SHTP has also attracted a lot of other big conglomerates in the world, such as Nidec from Japan, Datalogic Scanning from Italia, Sonion from Denmark, and FPT, TMA Solutions and CMC Telecom from Vietnam.
The hi-tech fields present at SHTP include chipset inspection and packaging (Intel), digital sensor (DGS), printing machines (Jabil), bar code reading device (Datalogic), smart card (MK, VTC), pharmacy (Nanogen), digital camera (Nidec)…
After 10 years of operation, the total export revenue from the enterprises in SHTP has reached 1.97 billion dollars. In 2011 alone, the export value was 1.01 billion dollars, including the 450 million dollars worth of Intel’s exports.
Dr Le Hoai Quoc, Head of the Board of Management of SHTP, said that the export revenue remains modest, since enterprises have become operational, while the figure is expected to increase rapidly in the time to come.

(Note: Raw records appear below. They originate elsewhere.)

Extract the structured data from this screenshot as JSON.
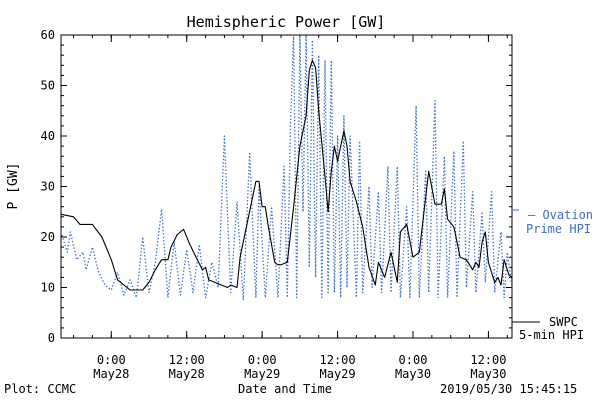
{
  "chart_data": {
    "type": "line",
    "title": "Hemispheric Power [GW]",
    "xlabel": "Date and Time",
    "ylabel": "P [GW]",
    "ylim": [
      0,
      60
    ],
    "xlim": [
      "2019-05-27 16:00",
      "2019-05-30 15:45"
    ],
    "yticks": [
      0,
      10,
      20,
      30,
      40,
      50,
      60
    ],
    "xticks": [
      {
        "x": "2019-05-28 00:00",
        "time": "0:00",
        "date": "May28"
      },
      {
        "x": "2019-05-28 12:00",
        "time": "12:00",
        "date": "May28"
      },
      {
        "x": "2019-05-29 00:00",
        "time": "0:00",
        "date": "May29"
      },
      {
        "x": "2019-05-29 12:00",
        "time": "12:00",
        "date": "May29"
      },
      {
        "x": "2019-05-30 00:00",
        "time": "0:00",
        "date": "May30"
      },
      {
        "x": "2019-05-30 12:00",
        "time": "12:00",
        "date": "May30"
      }
    ],
    "grid": false,
    "legend": "right",
    "series": [
      {
        "name": "SWPC 5-min HPI",
        "color": "#000000",
        "style": "solid",
        "points": [
          [
            "2019-05-27 16:00",
            24.5
          ],
          [
            "2019-05-27 18:00",
            24
          ],
          [
            "2019-05-27 19:00",
            22.5
          ],
          [
            "2019-05-27 21:00",
            22.5
          ],
          [
            "2019-05-27 22:30",
            20
          ],
          [
            "2019-05-28 00:00",
            15.5
          ],
          [
            "2019-05-28 01:00",
            11.5
          ],
          [
            "2019-05-28 02:00",
            10.5
          ],
          [
            "2019-05-28 03:00",
            9.5
          ],
          [
            "2019-05-28 05:00",
            9.5
          ],
          [
            "2019-05-28 06:00",
            11
          ],
          [
            "2019-05-28 07:00",
            13.5
          ],
          [
            "2019-05-28 08:00",
            15.5
          ],
          [
            "2019-05-28 09:00",
            15.5
          ],
          [
            "2019-05-28 09:30",
            18
          ],
          [
            "2019-05-28 10:30",
            20.5
          ],
          [
            "2019-05-28 11:30",
            21.5
          ],
          [
            "2019-05-28 12:30",
            18.5
          ],
          [
            "2019-05-28 13:30",
            16
          ],
          [
            "2019-05-28 14:30",
            13.5
          ],
          [
            "2019-05-28 15:00",
            14
          ],
          [
            "2019-05-28 15:30",
            11.5
          ],
          [
            "2019-05-28 16:30",
            11
          ],
          [
            "2019-05-28 17:30",
            10.5
          ],
          [
            "2019-05-28 18:30",
            10
          ],
          [
            "2019-05-28 19:00",
            10.5
          ],
          [
            "2019-05-28 20:00",
            10
          ],
          [
            "2019-05-28 20:30",
            16
          ],
          [
            "2019-05-28 21:30",
            22
          ],
          [
            "2019-05-28 22:30",
            28
          ],
          [
            "2019-05-28 23:00",
            31
          ],
          [
            "2019-05-28 23:30",
            31
          ],
          [
            "2019-05-29 00:00",
            26
          ],
          [
            "2019-05-29 00:30",
            26
          ],
          [
            "2019-05-29 01:00",
            22
          ],
          [
            "2019-05-29 02:00",
            15
          ],
          [
            "2019-05-29 02:30",
            14.5
          ],
          [
            "2019-05-29 03:00",
            14.5
          ],
          [
            "2019-05-29 04:00",
            15
          ],
          [
            "2019-05-29 05:00",
            26
          ],
          [
            "2019-05-29 06:00",
            38
          ],
          [
            "2019-05-29 07:00",
            44
          ],
          [
            "2019-05-29 07:30",
            53
          ],
          [
            "2019-05-29 08:00",
            55
          ],
          [
            "2019-05-29 08:30",
            53.5
          ],
          [
            "2019-05-29 09:00",
            45
          ],
          [
            "2019-05-29 10:00",
            32
          ],
          [
            "2019-05-29 10:30",
            25
          ],
          [
            "2019-05-29 11:00",
            33
          ],
          [
            "2019-05-29 11:30",
            38
          ],
          [
            "2019-05-29 12:00",
            35
          ],
          [
            "2019-05-29 13:00",
            41
          ],
          [
            "2019-05-29 13:30",
            38
          ],
          [
            "2019-05-29 14:00",
            31
          ],
          [
            "2019-05-29 15:00",
            27
          ],
          [
            "2019-05-29 16:00",
            22
          ],
          [
            "2019-05-29 17:00",
            14
          ],
          [
            "2019-05-29 18:00",
            10.5
          ],
          [
            "2019-05-29 18:30",
            15
          ],
          [
            "2019-05-29 19:30",
            12
          ],
          [
            "2019-05-29 20:30",
            17
          ],
          [
            "2019-05-29 21:30",
            11
          ],
          [
            "2019-05-29 22:00",
            21
          ],
          [
            "2019-05-29 23:00",
            22.5
          ],
          [
            "2019-05-30 00:00",
            16
          ],
          [
            "2019-05-30 01:00",
            17
          ],
          [
            "2019-05-30 02:30",
            33
          ],
          [
            "2019-05-30 03:30",
            26.5
          ],
          [
            "2019-05-30 04:30",
            26.5
          ],
          [
            "2019-05-30 05:00",
            29.5
          ],
          [
            "2019-05-30 05:30",
            23.5
          ],
          [
            "2019-05-30 06:30",
            22
          ],
          [
            "2019-05-30 07:30",
            16
          ],
          [
            "2019-05-30 08:30",
            15.5
          ],
          [
            "2019-05-30 09:30",
            13.5
          ],
          [
            "2019-05-30 10:00",
            15
          ],
          [
            "2019-05-30 10:30",
            14
          ],
          [
            "2019-05-30 11:00",
            19
          ],
          [
            "2019-05-30 11:30",
            21
          ],
          [
            "2019-05-30 12:00",
            15
          ],
          [
            "2019-05-30 13:00",
            11
          ],
          [
            "2019-05-30 13:30",
            12
          ],
          [
            "2019-05-30 14:00",
            10.5
          ],
          [
            "2019-05-30 14:30",
            15.5
          ],
          [
            "2019-05-30 15:15",
            12.5
          ],
          [
            "2019-05-30 15:45",
            12
          ]
        ]
      },
      {
        "name": "Ovation Prime HPI",
        "color": "#3a6fc4",
        "style": "dotted",
        "points": [
          [
            "2019-05-27 16:00",
            21
          ],
          [
            "2019-05-27 17:00",
            17
          ],
          [
            "2019-05-27 17:30",
            21
          ],
          [
            "2019-05-27 18:30",
            15.5
          ],
          [
            "2019-05-27 19:30",
            17
          ],
          [
            "2019-05-27 20:00",
            13.5
          ],
          [
            "2019-05-27 21:00",
            18
          ],
          [
            "2019-05-27 22:00",
            13
          ],
          [
            "2019-05-27 23:00",
            10.5
          ],
          [
            "2019-05-28 00:00",
            9.5
          ],
          [
            "2019-05-28 01:00",
            13
          ],
          [
            "2019-05-28 02:00",
            8.5
          ],
          [
            "2019-05-28 03:00",
            11.5
          ],
          [
            "2019-05-28 04:00",
            8
          ],
          [
            "2019-05-28 05:00",
            20
          ],
          [
            "2019-05-28 06:00",
            9
          ],
          [
            "2019-05-28 07:00",
            15
          ],
          [
            "2019-05-28 08:00",
            25.5
          ],
          [
            "2019-05-28 09:00",
            8
          ],
          [
            "2019-05-28 10:00",
            19
          ],
          [
            "2019-05-28 11:00",
            8.5
          ],
          [
            "2019-05-28 12:00",
            17.5
          ],
          [
            "2019-05-28 13:00",
            9
          ],
          [
            "2019-05-28 14:00",
            18.5
          ],
          [
            "2019-05-28 15:00",
            8
          ],
          [
            "2019-05-28 16:00",
            15
          ],
          [
            "2019-05-28 17:00",
            10
          ],
          [
            "2019-05-28 18:00",
            40
          ],
          [
            "2019-05-28 19:00",
            9
          ],
          [
            "2019-05-28 20:00",
            27
          ],
          [
            "2019-05-28 21:00",
            7.5
          ],
          [
            "2019-05-28 22:00",
            36.5
          ],
          [
            "2019-05-28 23:00",
            8
          ],
          [
            "2019-05-28 23:30",
            30
          ],
          [
            "2019-05-29 00:30",
            8
          ],
          [
            "2019-05-29 01:30",
            26
          ],
          [
            "2019-05-29 02:30",
            8
          ],
          [
            "2019-05-29 03:30",
            34
          ],
          [
            "2019-05-29 04:00",
            8
          ],
          [
            "2019-05-29 04:30",
            42
          ],
          [
            "2019-05-29 05:00",
            60
          ],
          [
            "2019-05-29 05:30",
            8
          ],
          [
            "2019-05-29 06:00",
            60
          ],
          [
            "2019-05-29 06:30",
            25
          ],
          [
            "2019-05-29 07:00",
            60
          ],
          [
            "2019-05-29 07:30",
            14
          ],
          [
            "2019-05-29 08:00",
            59
          ],
          [
            "2019-05-29 08:30",
            12
          ],
          [
            "2019-05-29 09:00",
            56
          ],
          [
            "2019-05-29 09:30",
            8
          ],
          [
            "2019-05-29 10:00",
            55
          ],
          [
            "2019-05-29 10:30",
            9
          ],
          [
            "2019-05-29 11:00",
            55
          ],
          [
            "2019-05-29 11:30",
            9
          ],
          [
            "2019-05-29 12:00",
            40
          ],
          [
            "2019-05-29 12:30",
            8
          ],
          [
            "2019-05-29 13:00",
            44
          ],
          [
            "2019-05-29 13:30",
            10
          ],
          [
            "2019-05-29 14:00",
            40
          ],
          [
            "2019-05-29 15:00",
            8
          ],
          [
            "2019-05-29 15:30",
            39
          ],
          [
            "2019-05-29 16:00",
            9
          ],
          [
            "2019-05-29 17:00",
            30
          ],
          [
            "2019-05-29 17:30",
            10
          ],
          [
            "2019-05-29 18:30",
            29
          ],
          [
            "2019-05-29 19:00",
            9
          ],
          [
            "2019-05-29 20:00",
            34
          ],
          [
            "2019-05-29 20:30",
            9
          ],
          [
            "2019-05-29 21:30",
            34
          ],
          [
            "2019-05-29 22:00",
            8
          ],
          [
            "2019-05-29 23:00",
            26
          ],
          [
            "2019-05-29 23:30",
            8
          ],
          [
            "2019-05-30 00:30",
            46
          ],
          [
            "2019-05-30 01:00",
            8
          ],
          [
            "2019-05-30 02:00",
            33
          ],
          [
            "2019-05-30 02:30",
            9
          ],
          [
            "2019-05-30 03:30",
            47
          ],
          [
            "2019-05-30 04:00",
            8
          ],
          [
            "2019-05-30 05:00",
            36
          ],
          [
            "2019-05-30 05:30",
            8
          ],
          [
            "2019-05-30 06:30",
            37
          ],
          [
            "2019-05-30 07:00",
            8
          ],
          [
            "2019-05-30 08:00",
            39
          ],
          [
            "2019-05-30 08:30",
            10
          ],
          [
            "2019-05-30 09:30",
            29
          ],
          [
            "2019-05-30 10:00",
            9
          ],
          [
            "2019-05-30 11:00",
            25
          ],
          [
            "2019-05-30 11:30",
            11
          ],
          [
            "2019-05-30 12:30",
            29
          ],
          [
            "2019-05-30 13:00",
            9
          ],
          [
            "2019-05-30 14:00",
            21
          ],
          [
            "2019-05-30 14:30",
            8
          ],
          [
            "2019-05-30 15:00",
            17
          ],
          [
            "2019-05-30 15:45",
            10
          ]
        ]
      }
    ]
  },
  "legend": {
    "ovation_line1": "– Ovation",
    "ovation_line2": "Prime HPI",
    "swpc_line1": "SWPC",
    "swpc_line2": "5-min HPI"
  },
  "footer": {
    "left": "Plot: CCMC",
    "center": "Date and Time",
    "right": "2019/05/30 15:45:15"
  }
}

Talking about the role of SHTP, Dr Huynh Ngoc Phien, General Director of Amata Industrial Zone in Dong Nai province, said that the economic efficiency and scientific research results remain modest. However, SHTP has successfully attracted the world’s leading hi-tech groups.
Phien believes that SHTP is a model which allows connecting production activities and high technologies, though he said it will take a lot of time to valuate the efficiency of the model.
A market-based mechanism needed for labor force development
SHTP is believed to have successfully laid initial foundation for the research and implementation, training and incubation activities. A research and implementation center was established in 2004, a training center was set up in 2005, and the hi-tech enterprise incubator came out in 2006.
SHTP has been cooperating with domestic and foreign universities to provide training programs to the orders by technology enterprises. Over 250 training courses have been organized, attracting 3000 learners.
However, Quoc has admitted that the above said works still cannot show the strategic targets of SHTP.
“We have not got ready and we still lack the workforce to implement key programs. We lack preferential policies to attract well known scientists and specialists, especially Viet Kieu (overseas Vietnamese) scientists, to hi-tech research.
SHTP is now using 17,000 workers, but only 20 percent of them have junior college or higher level degrees.
A Viet Kieu specialist who works there can receive 20 million dong a month. Meanwhile, domestic specialists can earn 16 million dong at maximum. Many others do not get salaries for their cooperation, and only receive 5 million dong a month in allowance.